Le 15 juillet 2013, la centaine de citoyens de Baie-Johan-Beetz était évacuée d’urgence dans la nuit en raison d’un incendie forestier majeur qui a chauffé le paisible village à moins d’un kilomètre. Un an plus tard, les Minganois gardent encore un goût amer de l’intervention des autorités, critiquées pour leur lenteur à réagir.
Abandonnés, oubliés. C’est de cette façon que les citoyens de Baie-Johan-Beetz se sont sentis quand les flammes ont forcé leur évacuation d’urgence dans la nuit du 15 juillet 2013. «Disons que les gens ont eu le sentiment qu’ils ne valaient pas grand-chose aux yeux des autorités», laisse tomber le maire de l’endroit, Frédérick Gagnon, qui a bien accepté de revivre les événements, lors de notre passage en Minganie.
À Baie-Johan-Beetz, tout le monde se souvient de l’été dernier. «Ça faisait une semaine que le feu brûlait, on voyait une colonne de fumée au loin», se souvient M. Gagnon. «La municipalité s’informait, les autorités se voulaient rassurantes. La confiance était là.» Puis, le vent a tourné.
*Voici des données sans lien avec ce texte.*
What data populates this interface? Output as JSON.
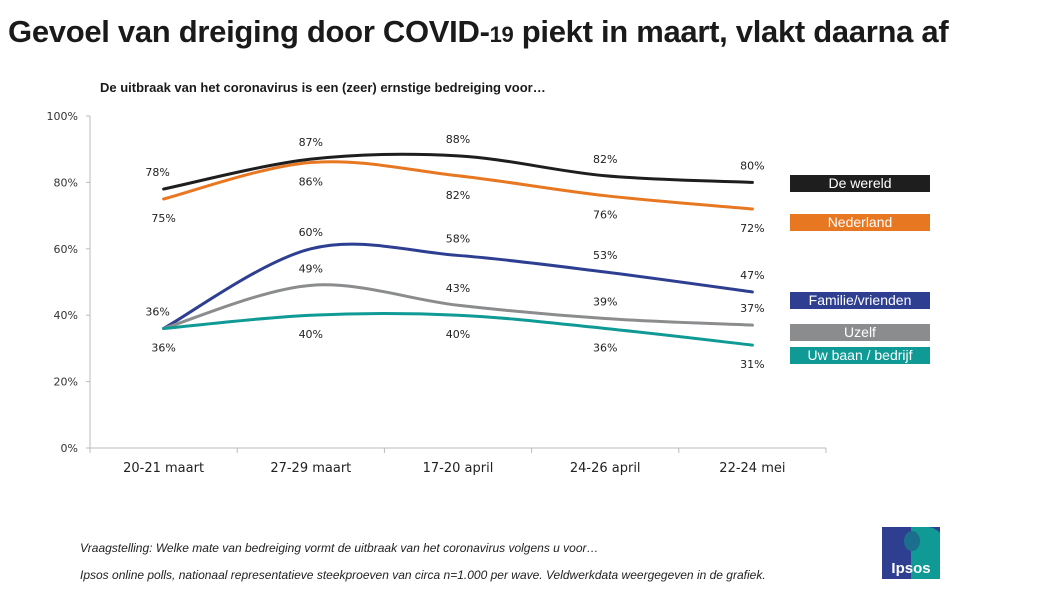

En moins de quelques heures, le feu qui se trouvait à une bonne vingtaine de kilomètres, a presque rattrapé la localité.
Évacuation tardive
«Vers 20h, il s’est mis à faire noir d’un coup, c’était la panne électrique. On a vite compris que les flammes avaient atteint la ligne de transport, qui n’est pas très loin de la 138 et là, on a commencé à s’inquiéter», raconte M. Gagnon. En soirée, les nuages de fumée se faisaient si menaçants que la localité a décidé d’envoyer une photo à la sécurité civile. «C’est après ça qu’ils nous ont dit de partir de là», affirme le maire.
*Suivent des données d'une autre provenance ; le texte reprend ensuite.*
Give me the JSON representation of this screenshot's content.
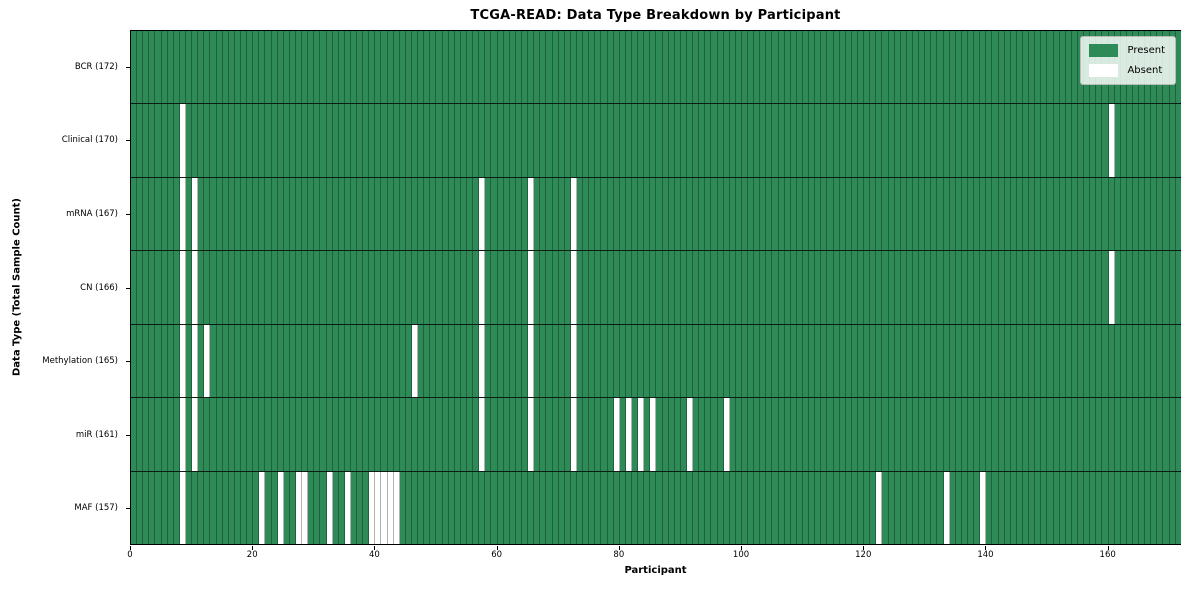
{
  "title": "TCGA-READ: Data Type Breakdown by Participant",
  "xlabel": "Participant",
  "ylabel": "Data Type (Total Sample Count)",
  "legend": {
    "present_label": "Present",
    "absent_label": "Absent"
  },
  "colors": {
    "present": "#2e8b57",
    "absent": "#ffffff",
    "cell_edge": "rgba(0,0,0,0.30)",
    "row_separator": "rgba(0,0,0,0.78)"
  },
  "chart_data": {
    "type": "heatmap",
    "title": "TCGA-READ: Data Type Breakdown by Participant",
    "xlabel": "Participant",
    "ylabel": "Data Type (Total Sample Count)",
    "legend": [
      "Present",
      "Absent"
    ],
    "legend_position": "upper right",
    "grid": "cell borders on",
    "n_participants": 172,
    "x_range": [
      0,
      172
    ],
    "x_ticks": [
      0,
      20,
      40,
      60,
      80,
      100,
      120,
      140,
      160
    ],
    "value_encoding": {
      "present": 1,
      "absent": 0
    },
    "rows": [
      {
        "name": "bcr",
        "label": "BCR (172)",
        "total": 172,
        "absent_participants": []
      },
      {
        "name": "clinical",
        "label": "Clinical (170)",
        "total": 170,
        "absent_participants": [
          8,
          160
        ]
      },
      {
        "name": "mrna",
        "label": "mRNA (167)",
        "total": 167,
        "absent_participants": [
          8,
          10,
          57,
          65,
          72
        ]
      },
      {
        "name": "cn",
        "label": "CN (166)",
        "total": 166,
        "absent_participants": [
          8,
          10,
          57,
          65,
          72,
          160
        ]
      },
      {
        "name": "methylation",
        "label": "Methylation (165)",
        "total": 165,
        "absent_participants": [
          8,
          10,
          12,
          46,
          57,
          65,
          72
        ]
      },
      {
        "name": "mir",
        "label": "miR (161)",
        "total": 161,
        "absent_participants": [
          8,
          10,
          57,
          65,
          72,
          79,
          81,
          83,
          85,
          91,
          97
        ]
      },
      {
        "name": "maf",
        "label": "MAF (157)",
        "total": 157,
        "absent_participants": [
          8,
          21,
          24,
          27,
          28,
          32,
          35,
          39,
          40,
          41,
          42,
          43,
          122,
          133,
          139
        ]
      }
    ]
  }
}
La municipalité, une infirmière et quatre policiers ont coordonné l’évacuation des quelque 114 résidents et touristes de Baie-Johan-Beetz vers Havre-Saint-Pierre, situé à une soixantaine de kilomètres. «On s’est évacué quasiment tout seul. Ça s’est bien déroulé parce qu’on est une petite communauté qui se connait (…) C’était tout juste, quand on est parti, on était convaincu que le village y passait.»
À la pourvoirie Baie-Johan-Beetz, qui a pignon dans la maison au toit rouge à l’entrée du village, on avait vu venir le coup. «J’étais craintive, le feu grossissait à vue d’œil, c’était vraiment épeurant», explique la directrice, Geneviève Tremblay. «Fallait courir après les informations, j’appelais sans cesse les gens que je connais pour savoir où s’en était.»
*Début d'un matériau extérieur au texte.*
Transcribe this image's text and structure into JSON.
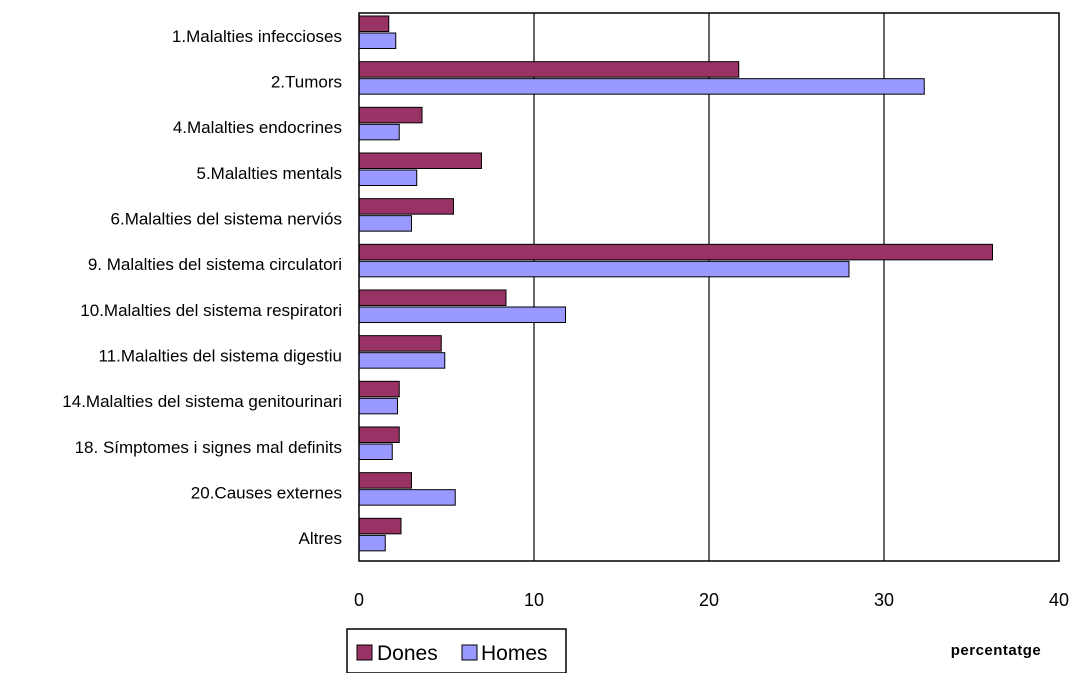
{
  "chart_data": {
    "type": "bar",
    "orientation": "horizontal",
    "categories": [
      "1.Malalties infeccioses",
      "2.Tumors",
      "4.Malalties endocrines",
      "5.Malalties mentals",
      "6.Malalties del sistema nerviós",
      "9. Malalties del sistema circulatori",
      "10.Malalties del sistema respiratori",
      "11.Malalties del sistema digestiu",
      "14.Malalties del sistema genitourinari",
      "18. Símptomes i signes mal definits",
      "20.Causes externes",
      "Altres"
    ],
    "series": [
      {
        "name": "Dones",
        "color": "#993366",
        "values": [
          1.7,
          21.7,
          3.6,
          7.0,
          5.4,
          36.2,
          8.4,
          4.7,
          2.3,
          2.3,
          3.0,
          2.4
        ]
      },
      {
        "name": "Homes",
        "color": "#9999ff",
        "values": [
          2.1,
          32.3,
          2.3,
          3.3,
          3.0,
          28.0,
          11.8,
          4.9,
          2.2,
          1.9,
          5.5,
          1.5
        ]
      }
    ],
    "xlim": [
      0,
      40
    ],
    "xticks": [
      "0",
      "10",
      "20",
      "30",
      "40"
    ],
    "xlabel": "percentatge",
    "ylabel": "",
    "title": "",
    "grid": "vertical",
    "legend_position": "bottom"
  }
}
Par chance, la dizaine de pêcheurs et guides de la pourvoirie étaient de retour au village. «J’avais prévenu mes clients de préparer leur voiture, qu’il se pouvait qu’on parte vite.» Et c’est ce qui est arrivé un peu après 23h. «J’ai été la dernière à quitter, quand je suis partie, il y avait de la cendres sur mon pick-up!»
Incompréhension
Entré en poste à l’automne, Frédérick Gagnon s’explique toujours mal pourquoi les autorités ne sont pas intervenues plus rapidement, bien que l’incendie se trouvait dans une zone d’intervention restreinte. «Il y avait des vies humaines en cause», martèle-t-il. «Malheureusement, on n’avait pas de mine, d’industries ou de chantiers majeurs qui auraient fait qu’ils seraient venus dès le premier jour», déplore-t-il.
Le maire espère néanmoins que le gouvernement tirera leçon de l’expérience passée, et que les recommandations du rapport Morneau permettront d’éviter que de pareilles situations ne se reproduisent. Mais à Baie-Johan-Beetz, le lien de confiance est brisé, assure Frédérick Gagnon. «Dorénavant, on va se méfier.»
Petit à petit, Baie-Johan-Beetz apprend à vivre avec les cicatrices laissées dans son arrière-pays, où des milliers d’hectares de forêt ont été brûlés. «Il n’y a pas de théâtre ou de cinéma ici. Les gens ont choisi d’y vivre pour la nature, ça fait partie de leur vie. C’est quelque chose qui est perdu, qui ne reviendra pas», explique M. Gagnon.
Des activités communautaires ont été organisées pour que les citoyens puissent exprimer leurs émotions depuis les événements. Il y a une semaine, un brunch a eu lieu pour se souligner le triste anniversaire. «Les sentiments sont encore partagés, mais il fait toujours aussi bon vivre à Baie-Johan-Beetz.»